Mais ce patrimoine ne doit pas devenir encombrant en étant transmis pour lui-même. Si les plus jeunes le considèrent parfois comme un fardeau, c’est sans doute parce que ceux qui les en chargent ne leur donnent pas assez vite les moyens... d’en faire un moyen. Assez d’attendus, passons à la proposition nouvelle. Ce qui fait sens pour les aînés ne peut suffire à leurs héritiers et ceux-ci ne peuvent ni ne veulent se contenter d’être de simples fils de famille. Ils ne passeront plus tard l’héritage qu’après l’avoir nettoyé de la poussière et des trahisons ou manquements de leurs aînés et qu’après l’avoir revivifié, régénéré, recyclé, renouvelé à travers leur propre expérience accumulée. Ils contestent non pas l’héritage, dont ils ont nécessairement besoin, mais ce qui, en lui, fait autorité et institue leur dépendance. Imposé sans autre forme de procès et avec l’obligation de le reproduire tel quel revient à en faire un passif ; leur donner les occasions et leur léguer les moyens de le réactiver et de le réactualiser permettra au contraire d’en assurer l’efficacité.

La solidarité est d’abord réciprocité dans la confiance : confiance des cadets dans la qualité de l’expérience transmise, confiance des aînés dans la puissance créative d’avenir des générations suivantes. Le patrimoine est à la fois le même et autre, le même dans sa transmission et autre dans les innovations dont il sera l’objet. Toute transmission d’héritage implique une double entreprise : restauration par décapage et nouvelle architecture à partir de l’ancienne et au-delà d’elle. Pour les plus âgés, transmettre, c’est abandonner et renoncer à la simple reproduction du même ; pour les plus jeunes, hériter, c’est se donner l’exigence et la tâche aventureuse d’un renouveau et se charger d’une différence à instaurer.

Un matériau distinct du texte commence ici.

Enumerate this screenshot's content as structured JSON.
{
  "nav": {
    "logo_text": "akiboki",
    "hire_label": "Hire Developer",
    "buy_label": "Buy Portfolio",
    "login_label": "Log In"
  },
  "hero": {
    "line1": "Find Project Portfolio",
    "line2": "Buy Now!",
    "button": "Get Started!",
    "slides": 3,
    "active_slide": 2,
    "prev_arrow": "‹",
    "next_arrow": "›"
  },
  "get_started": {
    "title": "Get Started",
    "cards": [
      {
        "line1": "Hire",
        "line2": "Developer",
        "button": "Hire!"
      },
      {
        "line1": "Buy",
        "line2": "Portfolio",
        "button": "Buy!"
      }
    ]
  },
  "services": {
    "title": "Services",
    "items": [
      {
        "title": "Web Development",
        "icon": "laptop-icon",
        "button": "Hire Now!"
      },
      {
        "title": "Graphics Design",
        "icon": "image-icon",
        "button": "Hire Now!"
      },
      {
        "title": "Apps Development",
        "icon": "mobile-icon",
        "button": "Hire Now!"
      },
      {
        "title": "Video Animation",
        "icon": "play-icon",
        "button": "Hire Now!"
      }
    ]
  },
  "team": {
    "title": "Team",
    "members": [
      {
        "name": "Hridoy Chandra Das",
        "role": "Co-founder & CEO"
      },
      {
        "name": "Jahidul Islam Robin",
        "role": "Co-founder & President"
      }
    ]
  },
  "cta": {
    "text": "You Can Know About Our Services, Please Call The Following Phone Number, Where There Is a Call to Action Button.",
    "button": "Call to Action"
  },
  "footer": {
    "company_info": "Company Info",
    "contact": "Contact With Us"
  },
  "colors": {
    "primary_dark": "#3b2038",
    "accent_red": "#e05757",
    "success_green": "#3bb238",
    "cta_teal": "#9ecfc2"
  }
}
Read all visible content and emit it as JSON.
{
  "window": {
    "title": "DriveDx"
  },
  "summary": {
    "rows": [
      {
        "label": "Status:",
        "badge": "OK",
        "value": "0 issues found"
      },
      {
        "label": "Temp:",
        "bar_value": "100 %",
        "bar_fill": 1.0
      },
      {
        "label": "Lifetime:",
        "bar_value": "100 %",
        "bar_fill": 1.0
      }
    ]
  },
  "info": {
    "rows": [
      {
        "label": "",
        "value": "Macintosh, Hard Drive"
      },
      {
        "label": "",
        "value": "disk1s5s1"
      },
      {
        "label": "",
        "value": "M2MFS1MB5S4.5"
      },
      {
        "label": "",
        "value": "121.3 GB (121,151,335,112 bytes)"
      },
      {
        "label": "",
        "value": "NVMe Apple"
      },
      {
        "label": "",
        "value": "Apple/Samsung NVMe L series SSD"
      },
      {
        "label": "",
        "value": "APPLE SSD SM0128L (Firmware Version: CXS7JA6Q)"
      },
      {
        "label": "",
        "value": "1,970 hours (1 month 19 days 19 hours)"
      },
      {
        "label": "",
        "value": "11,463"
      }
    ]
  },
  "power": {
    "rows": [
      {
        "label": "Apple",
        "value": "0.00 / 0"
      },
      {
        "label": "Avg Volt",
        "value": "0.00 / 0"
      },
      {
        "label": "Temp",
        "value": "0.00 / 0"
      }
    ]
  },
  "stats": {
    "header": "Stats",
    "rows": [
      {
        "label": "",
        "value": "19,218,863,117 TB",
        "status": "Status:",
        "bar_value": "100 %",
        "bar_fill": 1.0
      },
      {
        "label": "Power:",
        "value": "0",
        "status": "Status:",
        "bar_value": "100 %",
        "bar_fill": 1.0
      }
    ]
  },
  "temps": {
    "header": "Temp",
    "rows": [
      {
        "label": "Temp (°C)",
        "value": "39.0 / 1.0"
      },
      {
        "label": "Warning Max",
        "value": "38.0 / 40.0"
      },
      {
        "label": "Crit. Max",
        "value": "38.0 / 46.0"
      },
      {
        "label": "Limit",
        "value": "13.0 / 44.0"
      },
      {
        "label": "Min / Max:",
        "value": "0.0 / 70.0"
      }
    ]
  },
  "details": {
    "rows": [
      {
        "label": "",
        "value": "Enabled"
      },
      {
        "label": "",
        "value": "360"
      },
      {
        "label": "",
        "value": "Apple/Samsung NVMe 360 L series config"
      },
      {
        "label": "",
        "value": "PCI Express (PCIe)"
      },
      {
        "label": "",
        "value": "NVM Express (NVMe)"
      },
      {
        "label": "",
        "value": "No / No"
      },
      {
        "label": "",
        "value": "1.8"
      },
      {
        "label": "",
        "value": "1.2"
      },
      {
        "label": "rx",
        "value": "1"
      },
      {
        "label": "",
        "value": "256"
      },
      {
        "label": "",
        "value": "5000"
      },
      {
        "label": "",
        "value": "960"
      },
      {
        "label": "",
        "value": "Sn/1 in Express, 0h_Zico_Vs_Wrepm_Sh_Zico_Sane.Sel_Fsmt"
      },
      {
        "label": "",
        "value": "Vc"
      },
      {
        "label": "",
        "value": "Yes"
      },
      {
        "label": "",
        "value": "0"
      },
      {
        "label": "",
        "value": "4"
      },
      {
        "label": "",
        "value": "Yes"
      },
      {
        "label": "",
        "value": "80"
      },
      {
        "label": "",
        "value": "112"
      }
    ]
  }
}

Plus ou moins jeunes ou âgés, nous sommes chacun dans des positions différentes dans le cycle de vie et sur la route du temps. Les plus jeunes n’ont pas « la vie devant soi », mais disposent d’un début d’expérience et d’un potentiel de transformation. Les confiner dans l’attente ne peut être que stérile et générateur de violences incontrôlables. Les plus vieux n’ont pas la vie derrière eux, mais disposent d’un capital d’expérience et d’un potentiel de délégation progressive. Les confiner dans la démission est aussi stérile et dangereux. En moyenne, les uns ont une espérance d’éducation et de vie plus longue, les autres ont une mémoire plus forte et une densité plus affirmée.

Le présent de chacun sera le terrain de l’affrontement tendu et du legs à renouveler, terrain de passage de l’action commémorée à l’action à décider. Pour les uns, tuer, symboliquement, le père prodigue pour en faire un jalon honoré ; pour les autres, accepter le fils différent et ses promesses d’avenir. Même défi inversé, qui fait à la fois répétition et nouveauté, où chaque génération doit vivre et construire sa propre identité, en défiant celle de l’autre pour mieux la connaître et reconnaître. Et au bout de cette reddition des comptes, une solidarité fragile, parce qu’à retisser toujours et jusque dans les souvenirs, mais aussi une solidarité solide, comme une victoire sur la violence de la mort et du temps. Décidément, Jean de La Fontaine est un menteur intéressé et la solidarité intergénérationnelle et, plus largement, sociale ne peut s’accepter et s’organiser sans conditions.